Les articles sur la Pologne sont au contraire excellens, pleins de verve et pleins de sagesse ; et l’on comprend qu’ils aient soulevé en Allemagne une très vive émotion. L’auteur, manifestement, est un Polonais ; mais manifestement aussi il est sincère en déclarant non point qu’il aime, mais qu’il préfère l’Allemagne : il la préfère à la Russie, qui, comme l’on sait, convoite la partie prussienne de la Pologne et n’épargne rien pour la détacher de la Prusse. L’auteur anonyme insiste longuement sur cette propagande slavophile : il la montre s’étendant au-delà même de la Posnanie, jusque dans la haute Silésie, qui a cessé d’être polonaise depuis Boleslas Bouche-Torte, et qui est en train de le redevenir. Tout cela, parce que le gouvernement prussien refuse d’accorder aux Polonais, non point des privilèges, mais les droits qu’il accorde au reste de ses sujets.

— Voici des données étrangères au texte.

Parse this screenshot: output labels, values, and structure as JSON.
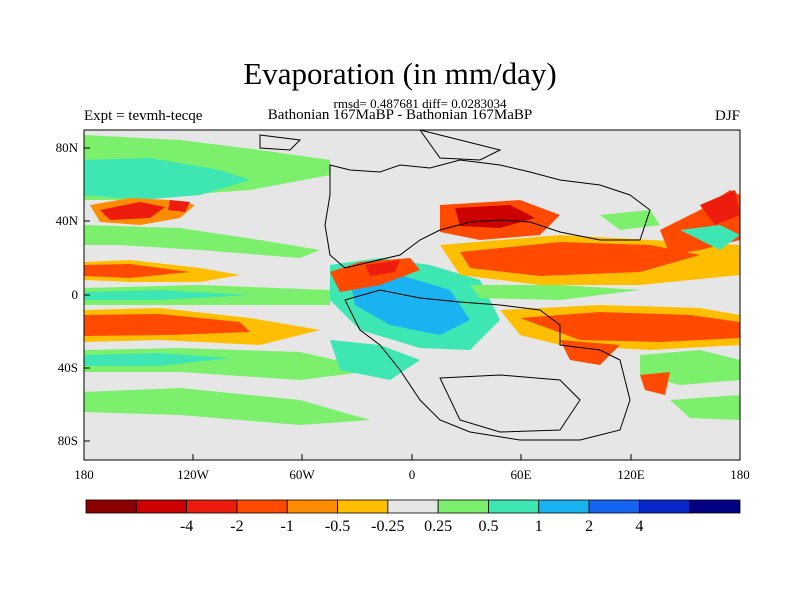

La haine de la Russie, c’est le sentiment qui dominait tous les autres dans le cœur de Wilmowski ; c’est lui encore qui inspire ce rédacteur anonyme des Preussische Jahrbücher ; et l’on peut dire que c’est lui encore qui inspire tous les autres rédacteurs de cette revue et de toutes les autres revues allemandes. Je n’ai pas lu un seul article politique où il ne fût pas au moins fait mention de l’ogre russe. Il faut que l’Allemagne ait bien peur de la Russie pour la haïr à ce point ! Et comme l’Angleterre en a peur aussi, et la hait aussi, il en résulte entre les deux nations un rapprochement tous les jours plus marqué. Dans la Deutsche Revue de février, un écrivain anglais, M. Spencer Walpole, publie précisément un article sur la nécessité d’une entente complète entre l’Angleterre et l’Allemagne. M. Walpole voudrait que l’Europe entière se réunît pour assurer le maintien de la paix, sans cesse menacée, à l’en croire, par les progrès de la Russie.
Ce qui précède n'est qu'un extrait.